– Добрый день, – протянул ему руку Дронго, входя в комнату следом за Аствацатуровым.
   – Здравствуйте, – пожал ему руку двумя руками Крушанов. Затем пожал руку Вейдеманису.
   – Я пойду и посмотрю, когда закончится репетиция, – предложил Арам Саркисович, – а вы пока побеседуйте.
   Он поспешил выйти из комнаты. Дронго первым сел на стул, стоявший у стола. Стул жалобно скрипнул. Очевидно, он тоже был из реквизита театра. Вейдеманис уселся на диван, проваливаясь куда-то вглубь. Крушанов сел на свое место, внимательно глядя на Дронго.
   – Вы, наверное, знаете, почему мы пришли, – начал Дронго.
   – Осведомлен, – кивнул Крушанов. – Готов оказать посильную помощь.
   – Вы были в тот вечер в театре?
   – Конечно. Я всегда сам присутствую в театре во время спектаклей. Живу я недалеко, поэтому сам все потом и запираю. Проверяю наших сторожей.
   – У кого еще могут быть ключи от комнаты с реквизитом, кроме вас и Арама Саркисовича?
   – Больше ни у кого ключей нет. Мы все проверяли. Только у меня и у него.
   – И вы никому их не отдавали?
   – Никогда. Даже если нужно бывает что-то открыть. Сам иду и открываю. В театре все знают, что я никогда и никому не отдаю ключи.
   – И все рапиры лежали в шкафу?
   – Точно так. Все десять рапир. Две наверху и восемь на нижней полке.
   – А как же получилось, что среди незаточенных рапир оказалась одна заточенная?

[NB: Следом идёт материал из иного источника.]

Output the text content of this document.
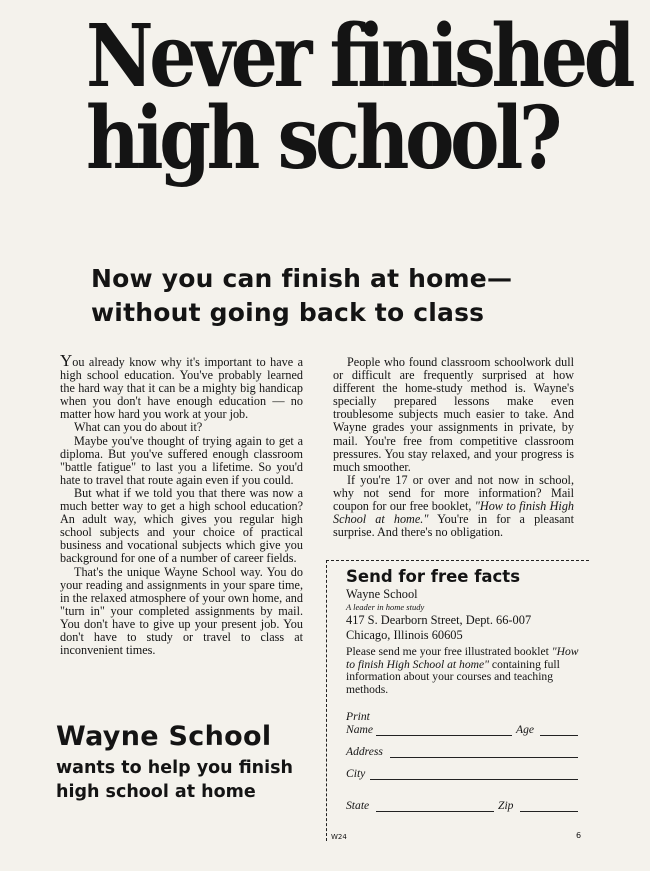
Never finished
high school?
Now you can finish at home—
without going back to class

You already know why it's important to have a high school education. You've probably learned the hard way that it can be a mighty big handicap when you don't have enough education — no matter how hard you work at your job.

What can you do about it?

Maybe you've thought of trying again to get a diploma. But you've suffered enough classroom "battle fatigue" to last you a lifetime. So you'd hate to travel that route again even if you could.

But what if we told you that there was now a much better way to get a high school education? An adult way, which gives you regular high school subjects and your choice of practical business and vocational subjects which give you background for one of a number of career fields.

That's the unique Wayne School way. You do your reading and assignments in your spare time, in the relaxed atmosphere of your own home, and "turn in" your completed assignments by mail. You don't have to give up your present job. You don't have to study or travel to class at inconvenient times.

People who found classroom schoolwork dull or difficult are frequently surprised at how different the home-study method is. Wayne's specially prepared lessons make even troublesome subjects much easier to take. And Wayne grades your assignments in private, by mail. You're free from competitive classroom pressures. You stay relaxed, and your progress is much smoother.

If you're 17 or over and not now in school, why not send for more information? Mail coupon for our free booklet, "How to finish High School at home." You're in for a pleasant surprise. And there's no obligation.

Wayne School
wants to help you finish
high school at home
Send for free facts
Wayne School
A leader in home study
417 S. Dearborn Street, Dept. 66-007
Chicago, Illinois 60605
Please send me your free illustrated booklet "How to finish High School at home" containing full information about your courses and teaching methods.
Print
Name	Age
Address
City
State	Zip
W24	6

   – Упали, наверное, из шкафа, – охотно пояснил Крушанов. – Следователь даже проводил следственный эксперимент: положил восемь рапир на нижнюю полку и две на верхнюю. А потом толкнул шкаф, когда двери были открыты. Все рапиры посыпались вниз. Я ему сразу сказал, что шкаф у нас старый, его давно нужно было поменять; когда кто-то пробегает рядом, шкаф трясется. А если дверца открыта, то рапиры обычно падают на пол, и мы их потом кладем на место. Я сам видел, как Хасай несколько раз собирал эти рапиры. Следователь сам толкнул шкаф и убедился, что рапиры из него выпадают. Они ведь не закреплены там, а просто лежат в связке. Вот Хасай и передал все клинки актеру, игравшему Озрика.
   – Но до этого рапира нужна была Гамлету, чтобы проткнуть Полония, и самому Лаэрту, чтобы явиться с мятежниками к королю. Значит, Хасай во время спектакля несколько раз подходил к шкафу.
   – Правильно, – сразу согласился Крушанов, – и шкаф нужно было держать все время открытым. Не мог же Арам Саркисович бегать во время спектакля и все время открывать и закрывать шкаф. Наверное, рапиры упали, а потом Хасай собрал и отдал их Озрику.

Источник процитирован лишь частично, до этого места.